Come non rallegrarsi, dunque, del riuscito spiegone di un concetto altrimenti difficile da comprendere: la dimostrazione di come la difesa di uno status quo indifendibile (una formazione incentrata sui giocatori che vinsero il mondiale, senza considerare le loro condizioni e motivazioni) possa produrre più danni di qualsiasi tentativo, per quanto azzardato, di progredire rinnovandosi (Cassano) o, perlomeno, giocandosi le tradizioni più attualizzabili (Del Piero). Niente di meglio forse di Italia-Olanda 0-3 per ribadire che clientelismo, lassismo, classismo e familismo non fanno progredire una nazione, che si giochi o si faccia sul serio? In altre parole: gli attaccanti Cassano e Del Piero avrebbero dovuto giocare dall’inizio della partita o, al più tardi, entrare all’inizio del secondo tempo; sarebbe stata la prova inconfutabile del passaggio di qualche (buona) idea per la testa dell’allenatore.
Ma lo stile dirigistico di Donadoni è perfettamente in linea con quello dei primi ministri che ci governano da tempo immemorabile. Dopo mesi di meditazioni tecniche e pratica calcistica, scendere in campo con uno schieramento di reparti inconcludenti è stato davvero uno spettacolo dell’effimero: tecnicamente l’assenza di una difesa e di un attacco degni ci esime dal preoccuparci dell’inutile centrocampo. Così come abbiamo ormai smesso di preoccuparci di destra e sinistra considerata l’ammucchiata centrista dei nostri immondi politicanti.
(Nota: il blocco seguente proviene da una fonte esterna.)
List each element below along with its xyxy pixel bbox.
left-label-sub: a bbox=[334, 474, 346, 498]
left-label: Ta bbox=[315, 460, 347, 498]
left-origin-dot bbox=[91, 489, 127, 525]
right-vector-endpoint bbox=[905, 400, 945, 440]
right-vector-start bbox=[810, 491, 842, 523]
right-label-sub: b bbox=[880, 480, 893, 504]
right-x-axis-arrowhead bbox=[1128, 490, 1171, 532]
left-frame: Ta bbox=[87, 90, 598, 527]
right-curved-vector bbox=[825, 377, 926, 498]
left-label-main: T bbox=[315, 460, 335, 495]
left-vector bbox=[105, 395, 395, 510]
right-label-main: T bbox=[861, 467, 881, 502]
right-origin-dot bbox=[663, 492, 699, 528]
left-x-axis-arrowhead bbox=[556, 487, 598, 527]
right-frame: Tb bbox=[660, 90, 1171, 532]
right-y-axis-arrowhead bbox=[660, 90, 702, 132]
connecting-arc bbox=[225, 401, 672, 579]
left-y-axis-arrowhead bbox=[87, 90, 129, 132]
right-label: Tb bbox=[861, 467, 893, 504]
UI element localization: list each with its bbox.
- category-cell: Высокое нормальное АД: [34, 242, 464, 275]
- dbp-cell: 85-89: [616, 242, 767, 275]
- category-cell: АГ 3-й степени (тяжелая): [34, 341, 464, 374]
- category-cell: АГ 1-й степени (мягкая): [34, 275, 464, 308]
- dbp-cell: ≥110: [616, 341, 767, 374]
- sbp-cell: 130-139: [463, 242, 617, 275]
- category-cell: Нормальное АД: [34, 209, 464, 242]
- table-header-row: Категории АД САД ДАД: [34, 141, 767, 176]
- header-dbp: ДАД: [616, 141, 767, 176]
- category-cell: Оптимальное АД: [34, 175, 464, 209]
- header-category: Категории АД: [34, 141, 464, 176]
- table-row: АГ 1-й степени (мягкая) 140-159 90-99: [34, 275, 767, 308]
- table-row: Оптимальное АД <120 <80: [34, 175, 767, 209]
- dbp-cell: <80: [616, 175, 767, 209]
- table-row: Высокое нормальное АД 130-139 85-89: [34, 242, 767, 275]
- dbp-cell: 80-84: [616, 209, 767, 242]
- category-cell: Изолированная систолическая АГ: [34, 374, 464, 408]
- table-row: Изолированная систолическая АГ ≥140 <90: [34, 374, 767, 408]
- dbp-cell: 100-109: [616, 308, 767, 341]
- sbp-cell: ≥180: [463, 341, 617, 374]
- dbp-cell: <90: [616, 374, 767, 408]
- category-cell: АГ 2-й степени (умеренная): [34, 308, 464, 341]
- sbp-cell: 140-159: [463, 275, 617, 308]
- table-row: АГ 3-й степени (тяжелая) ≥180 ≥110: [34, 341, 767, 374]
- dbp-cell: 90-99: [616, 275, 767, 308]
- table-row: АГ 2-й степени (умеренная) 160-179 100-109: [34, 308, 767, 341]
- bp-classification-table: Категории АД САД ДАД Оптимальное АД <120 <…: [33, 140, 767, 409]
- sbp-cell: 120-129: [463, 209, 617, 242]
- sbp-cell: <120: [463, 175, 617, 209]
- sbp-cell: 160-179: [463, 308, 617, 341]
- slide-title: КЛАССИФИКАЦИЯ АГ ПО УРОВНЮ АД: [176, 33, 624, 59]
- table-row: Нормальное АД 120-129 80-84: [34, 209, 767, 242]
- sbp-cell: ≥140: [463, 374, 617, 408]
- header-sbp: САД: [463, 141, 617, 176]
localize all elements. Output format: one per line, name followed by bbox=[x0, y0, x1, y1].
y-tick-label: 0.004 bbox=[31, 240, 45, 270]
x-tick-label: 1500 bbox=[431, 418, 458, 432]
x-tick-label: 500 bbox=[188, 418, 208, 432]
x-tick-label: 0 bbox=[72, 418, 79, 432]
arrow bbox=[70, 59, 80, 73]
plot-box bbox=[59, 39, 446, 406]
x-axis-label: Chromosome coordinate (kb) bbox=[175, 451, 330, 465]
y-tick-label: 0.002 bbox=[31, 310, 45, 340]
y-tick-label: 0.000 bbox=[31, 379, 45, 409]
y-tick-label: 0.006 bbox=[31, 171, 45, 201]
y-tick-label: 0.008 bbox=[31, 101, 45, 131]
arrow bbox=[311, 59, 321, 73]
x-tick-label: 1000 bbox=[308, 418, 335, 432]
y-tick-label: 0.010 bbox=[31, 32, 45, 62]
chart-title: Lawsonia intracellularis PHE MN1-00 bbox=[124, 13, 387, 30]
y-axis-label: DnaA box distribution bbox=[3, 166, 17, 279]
Prima di infierire oltre sul misero Donadoni, però, consideriamo che non di nazionali di calcio si tratta ormai, ma di multinazionali dello show business.
Tocca pensare agli azzurri e alle altre squadre come alla Microsoft piuttosto che ai bersaglieri. Come in una moderna azienda, dunque, i giocatori indossano la stessa casacca (nazionale) ma spesso i loro interessi (professionali) sono in club esteri, mentre sulla cittadinanza generosamente acquisita da alcuni ci sarebbe davvero da divertirsi: a cominciare da quel brasiliano frettolosamente nazionalizzato polacco che non capisce nemmeno la lingua dei suoi compagni di squadra. Il coach, insomma, deve rispondere prima di tutto ai suoi azionisti e agli stakeholder, portatori spesso di interessi contrastanti: procuratori e giocatori, finanziatori e politici, istituzioni pubbliche e aziende private, tifosi e giornalisti, amici e parenti (questi ultimi spesso impegnati nell’indotto). Per questi e altri motivi, il mister – dicono quelli che se ne intendono – deve essere fornito di notevoli attributi! Non ci sembra questa però l’iconografia corrente di Roberto Donadoni.
Così è un piacere osservare che il nostro allenatore ha le antenne alzate e sente le voci dei mercanti nel tempio profanato del calcio. Ci conferma che il valore di un artista del football contemporaneo lo stabilisce il suo procuratore, al limite lo sponsor, non certo la qualità intrinseca della sua arte: un Pollock vale tanto perché così ha deciso la sua influente mecenate; del resto non parliamo di Michelangelo né di Maradona. Che valore hanno poi espresso i nostri giocatori in tale partita è facile dirlo: per restare agli europei, abbiamo visto perdere con ben altra dignità perfino l’improvvisata nazionale austriaca! Ma il nostro tecnico alla scuola di Coverciano deve aver studiato soprattutto marketing. E così le voci dei mercanti risuonano forte: è il calcio, bellezza, non puoi farci niente!